そこで弁護人は「いや大いに助けになる。証人があらかじめ検察側から、どんなふうに調べられたかということは、証言の信憑力に重大な関係を持つものだ」と抗弁したが、裁判長は受けいれようとしなかった。
そうして、それは、だんだんウエッブ裁判長のつぎの如き信念に基づくものであることが、明瞭になった。
すなわち「検事側も弁護側も、いやしくも証人を法廷に連れて来るには、あらかじめ十分に調べて、その最も有利な部分を整理して、証言せしむべきだ。法廷に来てから混雑するようでは、法廷のためにならぬ。
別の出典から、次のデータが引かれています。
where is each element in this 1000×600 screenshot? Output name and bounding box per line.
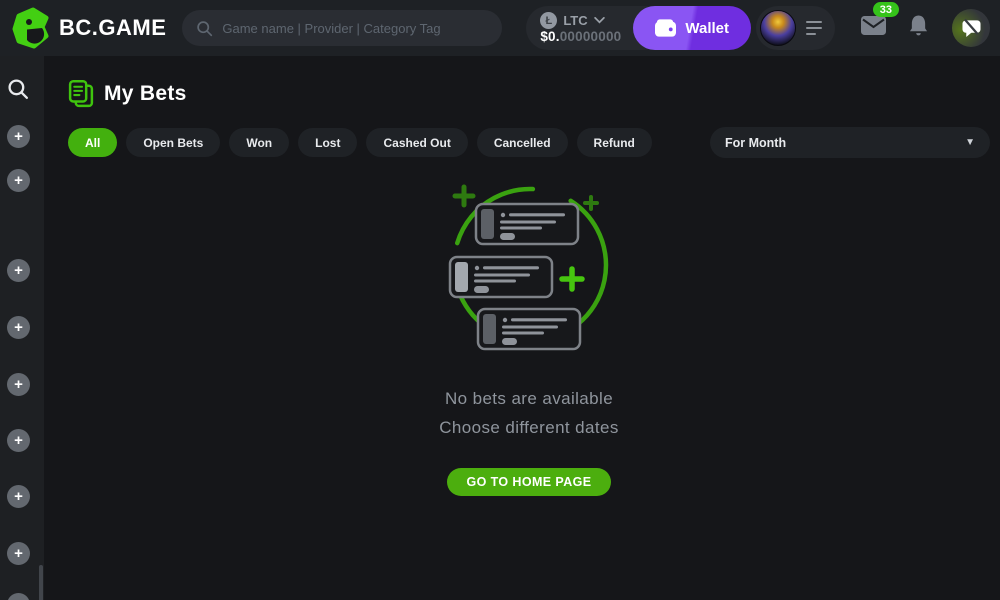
filter-pill-cancelled[interactable]: Cancelled xyxy=(477,128,568,157)
sidebar-item-1[interactable]: + xyxy=(7,125,30,148)
my-bets-icon xyxy=(68,80,94,108)
empty-message-line2: Choose different dates xyxy=(439,418,619,438)
sidebar-item-8[interactable]: + xyxy=(7,542,30,565)
mail-icon xyxy=(861,16,886,35)
search-icon xyxy=(7,78,30,101)
filter-pill-won[interactable]: Won xyxy=(229,128,289,157)
bcgame-logo-icon xyxy=(12,7,50,49)
bell-icon xyxy=(909,14,928,37)
wallet-button[interactable]: Wallet xyxy=(633,6,751,50)
empty-state: No bets are available Choose different d… xyxy=(68,158,990,496)
sidebar-item-6[interactable]: + xyxy=(7,429,30,452)
sidebar-item-3[interactable]: + xyxy=(7,259,30,282)
page-title: My Bets xyxy=(104,82,187,106)
filter-pill-all[interactable]: All xyxy=(68,128,117,157)
game-search[interactable] xyxy=(182,10,502,46)
top-bar: BC.GAME Ł LTC $0.00000000 Wal xyxy=(0,0,1000,56)
ltc-coin-icon: Ł xyxy=(540,12,557,29)
sidebar-item-7[interactable]: + xyxy=(7,485,30,508)
sidebar-scrollbar-thumb[interactable] xyxy=(39,565,43,600)
filter-pill-open-bets[interactable]: Open Bets xyxy=(126,128,220,157)
period-filter-label: For Month xyxy=(725,136,786,150)
wallet-balance: $0.00000000 xyxy=(540,29,621,44)
topbar-right-cluster: Ł LTC $0.00000000 Wallet xyxy=(526,6,990,50)
my-bets-page: My Bets All Open Bets Won Lost Cashed Out Can… xyxy=(44,56,1000,600)
notifications-button[interactable] xyxy=(909,14,928,42)
profile-menu-icon xyxy=(806,21,822,36)
filter-pill-cashed-out[interactable]: Cashed Out xyxy=(366,128,467,157)
sidebar-item-9[interactable]: + xyxy=(7,593,30,600)
messages-button[interactable]: 33 xyxy=(861,16,886,40)
left-sidebar: + + + + + + + + + xyxy=(0,56,44,600)
filter-pill-lost[interactable]: Lost xyxy=(298,128,357,157)
go-home-button[interactable]: GO TO HOME PAGE xyxy=(447,468,611,496)
empty-message-line1: No bets are available xyxy=(445,389,613,409)
period-filter-dropdown[interactable]: For Month ▼ xyxy=(710,127,990,158)
logo[interactable]: BC.GAME xyxy=(12,7,166,49)
avatar[interactable] xyxy=(760,10,796,46)
logo-text: BC.GAME xyxy=(59,15,166,41)
messages-count-badge: 33 xyxy=(873,2,899,17)
sidebar-item-5[interactable]: + xyxy=(7,373,30,396)
chat-toggle-button[interactable] xyxy=(952,9,990,47)
search-input[interactable] xyxy=(222,21,488,36)
caret-down-icon: ▼ xyxy=(965,137,975,148)
profile-menu[interactable] xyxy=(756,6,835,50)
sidebar-item-4[interactable]: + xyxy=(7,316,30,339)
filter-pill-refund[interactable]: Refund xyxy=(577,128,652,157)
sidebar-item-2[interactable]: + xyxy=(7,169,30,192)
chat-off-icon xyxy=(962,18,981,38)
empty-bets-illustration xyxy=(444,171,614,361)
sidebar-search-button[interactable] xyxy=(7,78,30,106)
wallet-icon xyxy=(655,19,676,37)
currency-code: LTC xyxy=(563,13,587,28)
search-icon xyxy=(196,20,213,37)
wallet-button-label: Wallet xyxy=(685,20,729,37)
chevron-down-icon xyxy=(594,17,605,24)
bet-filters: All Open Bets Won Lost Cashed Out Cancelled Re… xyxy=(68,127,990,158)
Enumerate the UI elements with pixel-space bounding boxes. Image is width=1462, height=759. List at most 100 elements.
もしそれ偽証であるか、どうかがわからぬようで、どうして裁判官がつとまるか。われわれは陪審員ではなく、本職の判事である」というにあった。
裁判所の心証を害さないように、証言前には証人に会見することさえ遠慮するように習慣づけられたわれわれ日本人弁護人としては、この徹底した当事者主義の実行には、当初奇異な感を催したが、裁判長は最後までこの方針を貫き、四百十九人の法廷証人、七百七十九人の宣誓口供書の取り調べに際し、ただの一度も偽証の疑いを挟んだり、偽証罪を振りかざしたことはなかった。(P125)
これは証人をして屈託なしに十分に証言をなさしめる考慮からで、人格尊重の点からいっても、真実発見の意味からいっても肝要なことである。(P126)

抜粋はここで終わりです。